By Ryan McGreal
Published January 05, 2013
A timely and informative article by Adrian Morrow in today's Globe and Mail reports on the controversy over Wilson-Blanchard's plan to demolish 18-28 King Street East, the historic Victorian streetwall fronting Gore Park that includes an 1840 building designed by William Thomas.
The article sketches the history of postwar demolitions in downtown Hamilton, pitting the developer, who claims the buildings cannot affordably be restored, against heritage advocates who note that developers always say that when they want to demolish old buildings.
It's easy to see why some Hamiltonians are wary of block-altering developments. Over the decades, swaths of the core have been torn down to make way for inward-facing malls and a fortress-like convention centre that do little to liven up the streets. Other buildings were razed to make way for parking lots, leaving vast, empty spaces in the cityscape.
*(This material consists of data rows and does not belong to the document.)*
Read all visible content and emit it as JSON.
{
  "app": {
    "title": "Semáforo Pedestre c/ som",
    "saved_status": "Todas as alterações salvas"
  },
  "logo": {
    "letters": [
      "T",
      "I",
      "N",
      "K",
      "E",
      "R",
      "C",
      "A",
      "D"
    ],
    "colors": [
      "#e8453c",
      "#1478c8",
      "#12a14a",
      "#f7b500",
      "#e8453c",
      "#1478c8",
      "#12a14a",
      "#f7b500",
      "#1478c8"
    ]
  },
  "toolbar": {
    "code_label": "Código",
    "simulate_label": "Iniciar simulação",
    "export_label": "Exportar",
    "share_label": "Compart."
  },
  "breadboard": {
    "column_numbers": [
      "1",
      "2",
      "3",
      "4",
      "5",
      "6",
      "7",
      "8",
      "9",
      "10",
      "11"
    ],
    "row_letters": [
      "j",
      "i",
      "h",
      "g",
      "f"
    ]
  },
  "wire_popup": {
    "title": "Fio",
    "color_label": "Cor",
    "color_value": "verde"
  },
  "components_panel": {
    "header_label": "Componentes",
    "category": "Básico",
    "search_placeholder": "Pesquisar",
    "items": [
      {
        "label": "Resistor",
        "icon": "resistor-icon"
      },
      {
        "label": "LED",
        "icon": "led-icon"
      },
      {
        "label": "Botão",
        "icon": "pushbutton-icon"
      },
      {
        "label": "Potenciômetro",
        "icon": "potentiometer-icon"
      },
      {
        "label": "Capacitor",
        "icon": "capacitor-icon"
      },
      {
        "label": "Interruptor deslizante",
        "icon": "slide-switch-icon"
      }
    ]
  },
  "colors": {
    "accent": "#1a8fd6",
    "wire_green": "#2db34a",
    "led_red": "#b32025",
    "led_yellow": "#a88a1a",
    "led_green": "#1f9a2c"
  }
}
According to the article, David Blanchard is "open to discussions about preservation" but skeptical:
"There are all kinds of people running around,... trying to tell us what to do," he says. "We'll talk to them. I don't know what good it's going to do and I don't know who's going to pay for it, but we'll talk to them."
Blanchard also insists his plans are only preliminary, which, as the article notes, "is part of the problem:
He is moving to get rid of the buildings without a plan for what will replace them.
Shameless plug: the article also includes a couple of quotes from your humble RTH editor.